Jakarta Terus Tenggelam
Berdasarkan hasil pengolahan citra satelit, sejumlah wilayah Jakarta mengalami penurunan muka tanah lebih dari 10 sentimeter per tahun. Fenomena ini dipicu oleh dua faktor utama, yakni karakter alami tanah aluvial yang mudah terkompaksi serta eksploitasi air tanah secara berlebihan oleh rumah tangga maupun pelaku usaha.
Budi menjelaskan, meningkatnya kebutuhan air bersih mendorong masyarakat menyedot air tanah dalam jumlah besar lantaran jaringan air perpipaan belum menjangkau seluruh wilayah secara merata. Riset BRIN menunjukkan, penyedotan ini menyebabkan rongga pada lapisan tanah kehilangan air, sehingga memicu pemampatan tanah secara bertahap.
Kondisi paling parah ditemukan di kawasan pesisir utara Jakarta, meliputi Jakarta Utara, Jakarta Barat, dan sebagian Jakarta Pusat.
Budi mengibaratkan Jakarta seperti mangkuk raksasa (bowl effect)—permukaan daratan lebih rendah dari muka laut dan dikelilingi tanggul. Akibatnya, air hujan yang masuk sulit mengalir keluar tanpa bantuan pompa.
Drainase Tersumbat dan Lahan Kian Tertutup
Masalah banjir diperparah oleh keterbatasan infrastruktur drainase. Pendangkalan sungai dan penumpukan sampah membuat saluran air kehilangan kapasitas tampung saat hujan deras, sehingga air meluap ke permukiman.

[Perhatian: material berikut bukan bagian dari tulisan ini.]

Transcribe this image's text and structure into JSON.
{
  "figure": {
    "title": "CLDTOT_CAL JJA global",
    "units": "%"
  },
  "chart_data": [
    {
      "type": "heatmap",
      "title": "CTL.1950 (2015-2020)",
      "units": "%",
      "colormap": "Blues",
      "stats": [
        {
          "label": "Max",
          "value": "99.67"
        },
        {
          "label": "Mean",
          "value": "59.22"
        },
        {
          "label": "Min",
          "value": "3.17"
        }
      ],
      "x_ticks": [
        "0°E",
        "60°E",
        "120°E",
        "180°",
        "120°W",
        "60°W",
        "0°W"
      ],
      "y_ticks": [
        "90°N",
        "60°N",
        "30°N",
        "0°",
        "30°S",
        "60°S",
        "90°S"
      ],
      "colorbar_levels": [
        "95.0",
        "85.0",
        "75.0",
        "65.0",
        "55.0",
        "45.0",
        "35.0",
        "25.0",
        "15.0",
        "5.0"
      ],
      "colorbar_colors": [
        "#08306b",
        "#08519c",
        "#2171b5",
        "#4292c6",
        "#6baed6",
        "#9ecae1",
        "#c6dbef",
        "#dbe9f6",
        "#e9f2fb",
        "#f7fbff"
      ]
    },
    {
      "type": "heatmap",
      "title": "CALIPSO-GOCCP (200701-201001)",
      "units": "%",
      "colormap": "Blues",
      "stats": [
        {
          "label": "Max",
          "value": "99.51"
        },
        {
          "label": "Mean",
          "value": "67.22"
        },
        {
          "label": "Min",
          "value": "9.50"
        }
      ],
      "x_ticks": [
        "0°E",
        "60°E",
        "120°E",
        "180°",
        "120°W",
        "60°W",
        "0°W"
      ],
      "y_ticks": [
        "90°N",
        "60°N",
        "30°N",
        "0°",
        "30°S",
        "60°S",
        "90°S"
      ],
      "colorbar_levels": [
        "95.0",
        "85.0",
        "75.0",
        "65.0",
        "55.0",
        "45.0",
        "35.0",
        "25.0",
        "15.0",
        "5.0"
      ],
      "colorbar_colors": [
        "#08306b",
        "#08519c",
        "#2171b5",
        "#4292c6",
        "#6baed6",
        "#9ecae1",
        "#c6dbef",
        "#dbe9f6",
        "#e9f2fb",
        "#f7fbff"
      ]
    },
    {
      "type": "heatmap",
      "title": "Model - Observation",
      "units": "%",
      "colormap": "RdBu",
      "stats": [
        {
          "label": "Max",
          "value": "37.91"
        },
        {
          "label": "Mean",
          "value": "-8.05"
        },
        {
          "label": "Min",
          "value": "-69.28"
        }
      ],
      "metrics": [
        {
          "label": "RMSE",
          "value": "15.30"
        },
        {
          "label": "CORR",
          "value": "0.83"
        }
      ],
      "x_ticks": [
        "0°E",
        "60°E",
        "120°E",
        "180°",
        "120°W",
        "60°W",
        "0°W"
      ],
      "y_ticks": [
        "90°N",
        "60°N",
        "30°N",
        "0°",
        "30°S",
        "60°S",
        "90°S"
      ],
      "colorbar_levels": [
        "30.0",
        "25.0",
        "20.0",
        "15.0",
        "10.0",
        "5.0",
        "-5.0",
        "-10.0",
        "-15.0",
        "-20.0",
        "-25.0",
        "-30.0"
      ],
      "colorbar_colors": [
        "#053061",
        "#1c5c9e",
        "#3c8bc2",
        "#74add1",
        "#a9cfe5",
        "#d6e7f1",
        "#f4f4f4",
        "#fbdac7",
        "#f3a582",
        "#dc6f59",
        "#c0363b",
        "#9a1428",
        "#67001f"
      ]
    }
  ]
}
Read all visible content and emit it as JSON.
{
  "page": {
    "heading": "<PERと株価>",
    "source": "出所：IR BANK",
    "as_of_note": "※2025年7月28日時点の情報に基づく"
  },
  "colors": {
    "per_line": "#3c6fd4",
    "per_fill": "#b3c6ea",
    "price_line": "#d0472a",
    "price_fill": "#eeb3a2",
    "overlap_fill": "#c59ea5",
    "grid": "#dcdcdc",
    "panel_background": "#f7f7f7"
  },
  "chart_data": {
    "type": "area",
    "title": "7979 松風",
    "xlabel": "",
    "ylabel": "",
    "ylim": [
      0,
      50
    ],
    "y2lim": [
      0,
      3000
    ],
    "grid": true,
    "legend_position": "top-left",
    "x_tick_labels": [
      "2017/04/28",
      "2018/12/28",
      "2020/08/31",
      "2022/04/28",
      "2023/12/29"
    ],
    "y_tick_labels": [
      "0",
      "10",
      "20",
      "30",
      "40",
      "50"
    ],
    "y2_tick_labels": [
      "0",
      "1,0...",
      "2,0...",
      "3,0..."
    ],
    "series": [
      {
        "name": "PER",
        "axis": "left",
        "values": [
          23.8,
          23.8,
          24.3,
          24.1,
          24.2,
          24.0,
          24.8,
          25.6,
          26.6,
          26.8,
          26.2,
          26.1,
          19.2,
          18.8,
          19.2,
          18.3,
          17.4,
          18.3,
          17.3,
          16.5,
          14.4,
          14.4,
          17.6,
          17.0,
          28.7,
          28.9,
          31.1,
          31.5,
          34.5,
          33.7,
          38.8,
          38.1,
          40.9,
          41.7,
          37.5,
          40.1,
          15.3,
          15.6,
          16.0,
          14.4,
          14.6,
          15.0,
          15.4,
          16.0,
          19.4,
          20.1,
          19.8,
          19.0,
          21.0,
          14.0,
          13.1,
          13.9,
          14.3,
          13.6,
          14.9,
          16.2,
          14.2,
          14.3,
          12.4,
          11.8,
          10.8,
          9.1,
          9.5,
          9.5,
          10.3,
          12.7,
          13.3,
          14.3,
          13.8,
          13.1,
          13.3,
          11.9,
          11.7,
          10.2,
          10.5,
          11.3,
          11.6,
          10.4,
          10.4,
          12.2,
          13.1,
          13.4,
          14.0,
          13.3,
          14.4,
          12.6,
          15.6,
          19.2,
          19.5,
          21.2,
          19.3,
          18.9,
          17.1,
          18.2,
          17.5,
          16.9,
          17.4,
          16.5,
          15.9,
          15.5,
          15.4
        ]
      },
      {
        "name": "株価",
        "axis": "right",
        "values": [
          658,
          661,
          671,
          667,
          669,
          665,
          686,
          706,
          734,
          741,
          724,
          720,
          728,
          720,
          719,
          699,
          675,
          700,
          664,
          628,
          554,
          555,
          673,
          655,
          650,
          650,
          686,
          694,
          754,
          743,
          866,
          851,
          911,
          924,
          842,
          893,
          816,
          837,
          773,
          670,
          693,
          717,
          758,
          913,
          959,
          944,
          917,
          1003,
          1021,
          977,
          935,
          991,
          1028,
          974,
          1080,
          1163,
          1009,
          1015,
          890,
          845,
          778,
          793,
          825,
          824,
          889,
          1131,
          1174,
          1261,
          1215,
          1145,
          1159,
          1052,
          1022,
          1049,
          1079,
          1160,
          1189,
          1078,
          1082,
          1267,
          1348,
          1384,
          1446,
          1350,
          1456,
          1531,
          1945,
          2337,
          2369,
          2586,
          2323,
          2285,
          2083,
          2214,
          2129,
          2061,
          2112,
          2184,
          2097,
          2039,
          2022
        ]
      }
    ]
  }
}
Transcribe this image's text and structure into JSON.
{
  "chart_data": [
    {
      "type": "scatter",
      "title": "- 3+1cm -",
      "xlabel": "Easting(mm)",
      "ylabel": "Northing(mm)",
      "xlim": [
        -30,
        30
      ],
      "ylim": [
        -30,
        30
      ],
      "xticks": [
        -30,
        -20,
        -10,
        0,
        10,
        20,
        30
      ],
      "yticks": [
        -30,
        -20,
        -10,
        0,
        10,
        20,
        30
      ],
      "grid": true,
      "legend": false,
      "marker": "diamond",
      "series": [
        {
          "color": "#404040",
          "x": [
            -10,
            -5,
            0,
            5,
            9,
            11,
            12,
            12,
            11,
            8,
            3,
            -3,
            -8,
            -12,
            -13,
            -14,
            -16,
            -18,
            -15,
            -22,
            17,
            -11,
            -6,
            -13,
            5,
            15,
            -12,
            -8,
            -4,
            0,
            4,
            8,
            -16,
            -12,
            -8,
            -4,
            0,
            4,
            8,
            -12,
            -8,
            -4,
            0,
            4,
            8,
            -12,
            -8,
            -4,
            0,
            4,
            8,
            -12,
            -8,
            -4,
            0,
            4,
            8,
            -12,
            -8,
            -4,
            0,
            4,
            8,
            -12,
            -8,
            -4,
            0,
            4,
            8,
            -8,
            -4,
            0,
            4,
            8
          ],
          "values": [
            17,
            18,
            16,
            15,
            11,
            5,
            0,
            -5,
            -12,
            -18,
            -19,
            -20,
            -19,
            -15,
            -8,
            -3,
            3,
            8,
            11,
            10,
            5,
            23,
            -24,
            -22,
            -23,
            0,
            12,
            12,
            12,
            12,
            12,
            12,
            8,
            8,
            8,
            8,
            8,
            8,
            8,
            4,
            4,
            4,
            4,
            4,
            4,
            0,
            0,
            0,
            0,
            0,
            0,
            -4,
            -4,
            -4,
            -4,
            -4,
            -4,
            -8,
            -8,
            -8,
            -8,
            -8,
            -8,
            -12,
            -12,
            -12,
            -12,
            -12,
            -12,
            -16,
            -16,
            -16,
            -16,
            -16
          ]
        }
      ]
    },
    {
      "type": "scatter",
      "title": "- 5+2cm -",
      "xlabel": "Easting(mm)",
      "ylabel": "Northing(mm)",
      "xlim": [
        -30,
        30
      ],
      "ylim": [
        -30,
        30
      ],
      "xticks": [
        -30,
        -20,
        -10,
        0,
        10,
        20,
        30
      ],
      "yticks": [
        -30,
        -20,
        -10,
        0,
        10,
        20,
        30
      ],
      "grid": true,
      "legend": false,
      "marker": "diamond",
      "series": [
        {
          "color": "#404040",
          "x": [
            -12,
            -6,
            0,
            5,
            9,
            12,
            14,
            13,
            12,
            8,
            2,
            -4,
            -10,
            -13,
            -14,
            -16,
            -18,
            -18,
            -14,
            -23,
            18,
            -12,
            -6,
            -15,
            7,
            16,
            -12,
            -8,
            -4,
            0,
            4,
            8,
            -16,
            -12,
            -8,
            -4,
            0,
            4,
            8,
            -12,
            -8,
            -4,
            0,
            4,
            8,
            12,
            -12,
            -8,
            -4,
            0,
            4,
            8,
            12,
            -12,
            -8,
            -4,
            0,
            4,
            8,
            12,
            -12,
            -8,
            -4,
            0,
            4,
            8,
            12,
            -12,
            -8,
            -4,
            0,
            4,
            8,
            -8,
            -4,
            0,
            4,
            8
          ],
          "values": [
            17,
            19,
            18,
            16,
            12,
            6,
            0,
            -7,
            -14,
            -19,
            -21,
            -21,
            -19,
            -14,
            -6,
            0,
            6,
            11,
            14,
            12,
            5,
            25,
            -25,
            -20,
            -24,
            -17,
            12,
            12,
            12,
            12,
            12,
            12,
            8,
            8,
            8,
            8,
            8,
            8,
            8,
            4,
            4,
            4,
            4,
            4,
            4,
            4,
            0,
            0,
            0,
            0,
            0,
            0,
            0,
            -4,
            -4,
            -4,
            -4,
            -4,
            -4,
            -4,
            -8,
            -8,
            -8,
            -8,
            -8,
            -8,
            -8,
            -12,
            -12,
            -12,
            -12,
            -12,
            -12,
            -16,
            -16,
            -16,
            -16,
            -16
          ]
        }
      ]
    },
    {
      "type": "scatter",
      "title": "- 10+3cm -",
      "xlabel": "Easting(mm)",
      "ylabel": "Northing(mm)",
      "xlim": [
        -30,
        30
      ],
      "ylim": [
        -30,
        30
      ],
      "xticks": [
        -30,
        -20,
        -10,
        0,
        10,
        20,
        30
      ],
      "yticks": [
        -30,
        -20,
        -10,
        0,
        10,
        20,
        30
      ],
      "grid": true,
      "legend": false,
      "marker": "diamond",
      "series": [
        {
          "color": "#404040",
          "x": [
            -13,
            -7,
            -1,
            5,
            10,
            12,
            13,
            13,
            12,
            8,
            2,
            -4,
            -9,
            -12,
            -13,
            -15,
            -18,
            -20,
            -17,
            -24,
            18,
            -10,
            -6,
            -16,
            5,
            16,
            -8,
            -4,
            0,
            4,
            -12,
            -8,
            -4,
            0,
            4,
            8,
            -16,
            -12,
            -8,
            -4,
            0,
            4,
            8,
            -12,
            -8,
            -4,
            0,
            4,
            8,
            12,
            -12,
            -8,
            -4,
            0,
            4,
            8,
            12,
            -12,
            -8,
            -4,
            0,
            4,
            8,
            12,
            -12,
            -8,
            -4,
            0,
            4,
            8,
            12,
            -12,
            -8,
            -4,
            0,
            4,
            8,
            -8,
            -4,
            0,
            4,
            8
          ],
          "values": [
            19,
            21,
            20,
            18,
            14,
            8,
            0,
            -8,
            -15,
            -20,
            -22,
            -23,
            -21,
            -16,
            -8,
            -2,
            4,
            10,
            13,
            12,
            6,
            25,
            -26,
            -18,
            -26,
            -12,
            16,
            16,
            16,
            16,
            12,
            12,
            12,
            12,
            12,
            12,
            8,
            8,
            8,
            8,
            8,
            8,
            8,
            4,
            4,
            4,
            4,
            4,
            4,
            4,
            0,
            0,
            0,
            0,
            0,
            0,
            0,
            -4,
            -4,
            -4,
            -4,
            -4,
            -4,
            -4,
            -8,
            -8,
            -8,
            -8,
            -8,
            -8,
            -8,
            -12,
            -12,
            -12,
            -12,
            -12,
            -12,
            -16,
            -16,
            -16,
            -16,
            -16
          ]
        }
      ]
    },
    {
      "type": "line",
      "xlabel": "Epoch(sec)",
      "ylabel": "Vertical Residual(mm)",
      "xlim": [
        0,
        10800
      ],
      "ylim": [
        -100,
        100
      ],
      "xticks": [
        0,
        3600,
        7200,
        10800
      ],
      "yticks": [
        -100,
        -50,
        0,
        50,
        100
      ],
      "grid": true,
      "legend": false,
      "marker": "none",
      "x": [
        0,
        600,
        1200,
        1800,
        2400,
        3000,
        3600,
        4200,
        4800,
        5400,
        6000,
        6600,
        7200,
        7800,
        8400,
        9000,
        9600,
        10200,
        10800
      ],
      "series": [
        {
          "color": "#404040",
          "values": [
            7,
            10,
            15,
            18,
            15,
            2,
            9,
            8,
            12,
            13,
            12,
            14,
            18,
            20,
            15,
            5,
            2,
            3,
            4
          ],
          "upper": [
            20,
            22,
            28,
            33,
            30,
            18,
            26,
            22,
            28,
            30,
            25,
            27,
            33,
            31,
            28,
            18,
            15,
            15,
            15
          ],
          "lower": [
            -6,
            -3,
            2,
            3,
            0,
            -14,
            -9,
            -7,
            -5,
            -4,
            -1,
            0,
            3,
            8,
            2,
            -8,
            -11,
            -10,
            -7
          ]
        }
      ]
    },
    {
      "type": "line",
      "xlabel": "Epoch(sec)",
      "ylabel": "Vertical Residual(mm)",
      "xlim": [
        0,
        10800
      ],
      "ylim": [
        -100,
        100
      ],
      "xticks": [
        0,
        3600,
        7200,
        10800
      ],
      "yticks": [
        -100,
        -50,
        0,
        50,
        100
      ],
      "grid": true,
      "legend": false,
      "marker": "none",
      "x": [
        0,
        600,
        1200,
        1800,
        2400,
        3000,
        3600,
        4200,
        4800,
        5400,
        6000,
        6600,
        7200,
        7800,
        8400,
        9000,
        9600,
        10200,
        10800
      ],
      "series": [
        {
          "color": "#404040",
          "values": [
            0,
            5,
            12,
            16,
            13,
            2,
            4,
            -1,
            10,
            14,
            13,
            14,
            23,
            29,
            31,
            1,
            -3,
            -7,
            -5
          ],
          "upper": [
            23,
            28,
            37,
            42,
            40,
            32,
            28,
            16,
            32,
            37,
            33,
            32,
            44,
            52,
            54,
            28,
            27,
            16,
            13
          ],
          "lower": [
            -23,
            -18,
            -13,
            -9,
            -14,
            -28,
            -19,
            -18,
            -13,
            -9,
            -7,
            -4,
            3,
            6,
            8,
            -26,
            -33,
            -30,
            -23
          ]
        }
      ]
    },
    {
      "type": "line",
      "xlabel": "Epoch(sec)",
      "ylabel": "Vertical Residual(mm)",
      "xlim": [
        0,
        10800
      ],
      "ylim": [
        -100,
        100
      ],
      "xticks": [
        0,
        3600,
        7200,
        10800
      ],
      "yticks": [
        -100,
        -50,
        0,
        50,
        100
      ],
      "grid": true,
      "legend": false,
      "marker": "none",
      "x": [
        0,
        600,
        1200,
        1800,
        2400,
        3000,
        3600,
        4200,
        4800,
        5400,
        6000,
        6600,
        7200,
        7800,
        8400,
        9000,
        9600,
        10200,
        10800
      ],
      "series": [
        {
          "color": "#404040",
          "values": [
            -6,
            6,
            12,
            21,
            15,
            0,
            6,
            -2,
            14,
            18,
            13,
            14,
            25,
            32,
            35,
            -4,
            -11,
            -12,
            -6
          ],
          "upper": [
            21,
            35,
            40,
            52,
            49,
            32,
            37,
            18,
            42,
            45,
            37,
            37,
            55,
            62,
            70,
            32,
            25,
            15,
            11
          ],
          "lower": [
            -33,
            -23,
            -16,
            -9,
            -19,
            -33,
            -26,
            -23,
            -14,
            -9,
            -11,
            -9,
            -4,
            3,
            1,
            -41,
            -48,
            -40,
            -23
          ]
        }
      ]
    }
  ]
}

Selain itu, alih fungsi lahan akibat masifnya pembangunan perumahan dan gedung turut memperburuk daya resap tanah. Lahan terbuka hijau yang dahulu berfungsi menyerap air kini tertutup bangunan, atap, dan lapisan semen, menyebabkan air hujan langsung mengalir ke saluran yang sudah terbebani.
Sebagai respons, Gubernur Jakarta Pramono Anung menginstruksikan normalisasi tiga sungai utama, yakni Ciliwung, Krukut, dan Cakung Lama, sebagai solusi jangka menengah hingga panjang. Proyek normalisasi Sungai Ciliwung yang sempat terhenti sejak 2017 kini kembali dilanjutkan dan ditargetkan rampung pada 2026.